Normas violadas y concepto de violación. Constitución Política de Colombia. Ley 33 de 1985. Ley 100 de 1993. Acto Legislativo 01 de 2005. Ley 797 de 2003. Como concepto de violación, adujo que los actos demandados se encuentran viciados de nulidad porque una vez verificada la historia laboral de la demandada se estableció que se trasladó del Régimen de Prima Media con Prestación Definida - RPM al Régimen de Ahorro Individual con Solidaridad – RAIS y, por consiguiente, la pensión reconocida mediante Resolución GNR 57711 del 26 de febrero de 2015 contraría lo ordenado por el artículo 36 de la Ley 100 de 1993 y el Acto Legislativo 01 de 2005.

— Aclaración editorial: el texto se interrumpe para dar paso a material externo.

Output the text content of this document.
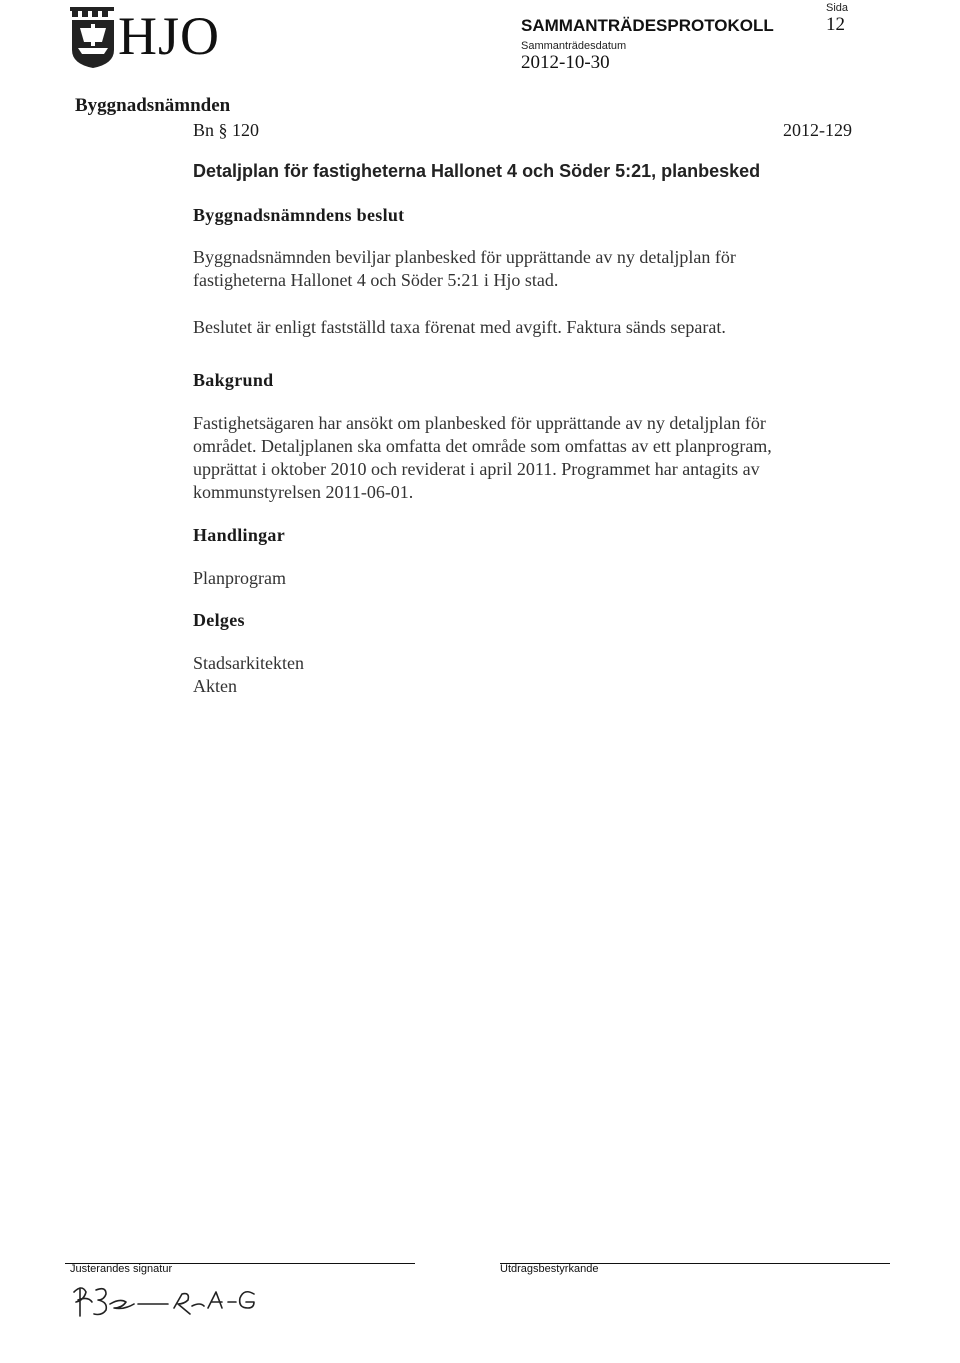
HJO	SAMMANTRÄDESPROTOKOLL
Sammanträdesdatum
2012-10-30
Sida
12
Byggnadsnämnden
Bn § 120	2012-129
Detaljplan för fastigheterna Hallonet 4 och Söder 5:21, planbesked
Byggnadsnämndens beslut
Byggnadsnämnden beviljar planbesked för upprättande av ny detaljplan för
fastigheterna Hallonet 4 och Söder 5:21 i Hjo stad.
Beslutet är enligt fastställd taxa förenat med avgift. Faktura sänds separat.
Bakgrund
Fastighetsägaren har ansökt om planbesked för upprättande av ny detaljplan för
området. Detaljplanen ska omfatta det område som omfattas av ett planprogram,
upprättat i oktober 2010 och reviderat i april 2011. Programmet har antagits av
kommunstyrelsen 2011-06-01.
Handlingar
Planprogram
Delges
Stadsarkitekten
Akten
Justerandes signatur	Utdragsbestyrkande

Sostuvo que los afiliados que se trasladan al RAIS y con posterioridad se devuelvan al RPM no conservan el régimen de transición dispuesto por el artículo 36 de la Ley 100 de 1993, salvo cuando a la entrada en vigencia del sistema general de pensiones acrediten 15 años o más de servicios o 750 semanas y, en este caso, al 1º de abril de 1994 la accionada no acreditaba ninguno de estos requisitos, por consiguiente, no puede conservar el régimen de transición. Concluyó que la demandada no tiene derecho al pago del retroactivo reconocido puesto que no existe fundamento constitucional ni legal para que la demandante, a través del Fondo Común del Régimen de Prima Media con Prestación Definida, asuman la carga de este pago, pues ello atenta directamente contra los principios de eficiencia, solidaridad y universalidad que sustentan el sistema general de pensiones, con lo que el perjuicio contra la estabilidad financiera del mismo es irremediable. 2.

Contestación de la demanda. La accionada se opuso a las pretensiones de la demanda, con el argumento de que el reconocimiento pensional se ajusta plenamente al ordenamiento jurídico pues para le entrada en vigencia del sistema de pensiones contaba con más de 35 años de edad y más de 750 semanas de cotización, recuperando el régimen de transición. Señaló que la demandante no desvirtúa el cumplimiento de los requisitos para ser beneficiaria del régimen de transición, lo que alega es la pérdida de esa garantía en virtud del traslado de fondo.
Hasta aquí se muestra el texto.